The documents also point out that SBF’s inner circle abused their power for profit. For example, former FTX Engineering Director Nishad Singh received approximately $477 million worth of FTX common stock transfers for free; in February 2020, SBF also granted himself over $6 million in equity without any compensation. It is said that Caroline Ellison also received 2.75 million valuable FTX call options from December 2020 to March 2021 without providing any compensation. Despite estimating a funding gap of billions of dollars in FTX, Caroline Ellison still chose to award herself a $22.5 million bonus around March 2022, with $10 million funds entering her personal bank account and investing in an AI company in her own name, and the remaining amount being deposited into the FTX account. Furthermore, Caroline Ellison misappropriated millions of dollars of funds for herself during 2021 and 2022, and received 2.75 million valuable FTX call options from December 2020 to March 2021.
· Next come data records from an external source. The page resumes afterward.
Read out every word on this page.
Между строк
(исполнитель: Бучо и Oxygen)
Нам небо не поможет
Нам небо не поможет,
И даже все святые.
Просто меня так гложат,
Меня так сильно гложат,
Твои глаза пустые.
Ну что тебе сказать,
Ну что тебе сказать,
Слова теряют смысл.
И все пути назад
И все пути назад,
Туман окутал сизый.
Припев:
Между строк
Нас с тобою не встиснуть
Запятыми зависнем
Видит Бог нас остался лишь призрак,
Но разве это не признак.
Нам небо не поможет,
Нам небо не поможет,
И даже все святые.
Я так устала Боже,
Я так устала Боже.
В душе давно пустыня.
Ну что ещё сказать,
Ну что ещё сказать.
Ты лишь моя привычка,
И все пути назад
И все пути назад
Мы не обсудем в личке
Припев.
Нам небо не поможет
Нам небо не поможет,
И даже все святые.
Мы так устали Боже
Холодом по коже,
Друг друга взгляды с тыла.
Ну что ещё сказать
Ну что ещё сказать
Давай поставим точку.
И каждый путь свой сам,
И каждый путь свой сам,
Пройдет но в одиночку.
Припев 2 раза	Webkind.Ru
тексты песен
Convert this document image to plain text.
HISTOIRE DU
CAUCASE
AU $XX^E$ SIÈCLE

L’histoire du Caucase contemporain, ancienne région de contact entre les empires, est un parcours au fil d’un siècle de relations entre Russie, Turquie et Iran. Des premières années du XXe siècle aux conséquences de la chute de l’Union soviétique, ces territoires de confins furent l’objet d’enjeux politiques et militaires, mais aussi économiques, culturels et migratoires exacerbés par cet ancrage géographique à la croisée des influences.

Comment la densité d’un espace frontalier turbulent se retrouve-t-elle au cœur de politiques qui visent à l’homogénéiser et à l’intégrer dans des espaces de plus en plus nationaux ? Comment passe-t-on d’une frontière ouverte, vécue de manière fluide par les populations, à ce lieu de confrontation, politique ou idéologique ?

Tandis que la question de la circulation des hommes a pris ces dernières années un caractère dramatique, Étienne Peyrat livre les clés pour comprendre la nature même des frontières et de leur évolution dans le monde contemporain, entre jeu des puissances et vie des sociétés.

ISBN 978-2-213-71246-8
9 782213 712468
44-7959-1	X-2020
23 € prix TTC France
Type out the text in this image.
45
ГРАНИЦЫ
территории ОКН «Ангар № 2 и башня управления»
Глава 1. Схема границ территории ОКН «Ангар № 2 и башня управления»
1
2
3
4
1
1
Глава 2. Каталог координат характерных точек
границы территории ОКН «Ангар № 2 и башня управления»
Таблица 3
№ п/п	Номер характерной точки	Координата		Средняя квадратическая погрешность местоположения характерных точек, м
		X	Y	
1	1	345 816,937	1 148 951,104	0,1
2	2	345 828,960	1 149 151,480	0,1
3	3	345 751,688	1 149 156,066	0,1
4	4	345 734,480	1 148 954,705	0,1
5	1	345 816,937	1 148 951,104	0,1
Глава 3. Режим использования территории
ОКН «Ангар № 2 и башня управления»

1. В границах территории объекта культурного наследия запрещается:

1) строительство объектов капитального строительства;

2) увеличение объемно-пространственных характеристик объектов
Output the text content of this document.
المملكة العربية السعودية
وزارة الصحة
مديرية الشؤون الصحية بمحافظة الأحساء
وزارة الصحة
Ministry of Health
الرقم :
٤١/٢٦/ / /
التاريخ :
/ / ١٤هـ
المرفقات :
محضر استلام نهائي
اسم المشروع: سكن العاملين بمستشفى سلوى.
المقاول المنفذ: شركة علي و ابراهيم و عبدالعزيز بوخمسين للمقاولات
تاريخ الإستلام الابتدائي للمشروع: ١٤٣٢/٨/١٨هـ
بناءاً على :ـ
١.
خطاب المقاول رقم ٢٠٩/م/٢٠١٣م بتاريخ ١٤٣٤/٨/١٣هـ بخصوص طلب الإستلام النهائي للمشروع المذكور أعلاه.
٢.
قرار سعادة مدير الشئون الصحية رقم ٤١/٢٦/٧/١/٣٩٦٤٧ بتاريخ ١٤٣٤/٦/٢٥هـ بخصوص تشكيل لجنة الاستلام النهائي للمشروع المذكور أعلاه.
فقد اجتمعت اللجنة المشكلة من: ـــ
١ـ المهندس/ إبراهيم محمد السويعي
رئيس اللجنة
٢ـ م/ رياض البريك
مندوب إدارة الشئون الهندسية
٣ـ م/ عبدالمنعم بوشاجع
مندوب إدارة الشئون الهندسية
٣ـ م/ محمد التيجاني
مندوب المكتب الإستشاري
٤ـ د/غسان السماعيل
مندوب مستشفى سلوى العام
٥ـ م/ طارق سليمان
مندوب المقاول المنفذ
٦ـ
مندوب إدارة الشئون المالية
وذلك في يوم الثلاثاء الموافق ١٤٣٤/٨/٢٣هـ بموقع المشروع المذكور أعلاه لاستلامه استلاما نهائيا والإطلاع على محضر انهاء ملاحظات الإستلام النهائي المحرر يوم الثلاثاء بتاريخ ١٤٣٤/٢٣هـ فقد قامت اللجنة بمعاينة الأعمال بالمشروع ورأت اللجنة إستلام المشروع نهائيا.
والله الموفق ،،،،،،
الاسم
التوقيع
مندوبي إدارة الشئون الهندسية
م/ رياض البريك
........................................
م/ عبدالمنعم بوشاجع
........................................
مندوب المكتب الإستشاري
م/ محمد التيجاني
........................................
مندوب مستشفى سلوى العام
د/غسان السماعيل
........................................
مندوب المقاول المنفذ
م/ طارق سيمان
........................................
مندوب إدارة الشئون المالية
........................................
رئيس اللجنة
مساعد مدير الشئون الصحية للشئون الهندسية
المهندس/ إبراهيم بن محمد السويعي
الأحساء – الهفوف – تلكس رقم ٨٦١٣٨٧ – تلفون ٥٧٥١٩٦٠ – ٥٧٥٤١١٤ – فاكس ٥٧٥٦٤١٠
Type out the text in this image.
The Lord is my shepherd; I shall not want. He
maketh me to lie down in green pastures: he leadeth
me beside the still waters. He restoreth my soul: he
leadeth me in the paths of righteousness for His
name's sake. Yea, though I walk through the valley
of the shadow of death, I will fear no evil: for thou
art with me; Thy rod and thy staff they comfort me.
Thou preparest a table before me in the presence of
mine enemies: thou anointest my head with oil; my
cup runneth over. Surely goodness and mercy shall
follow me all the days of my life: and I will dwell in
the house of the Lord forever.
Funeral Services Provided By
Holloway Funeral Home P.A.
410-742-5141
It is worth mentioning that the aforementioned court documents also reveal that SBF has expressed ambitions to list FTX on multiple occasions and claimed to be taking steps to do so. The court documents state that in April 2021, SBF signed a false “payment agency agreement” that mistakenly advanced the date by two years. The agreement was prepared for an external auditor who was supposed to prepare financial statements for the company when FTX considered an IPO.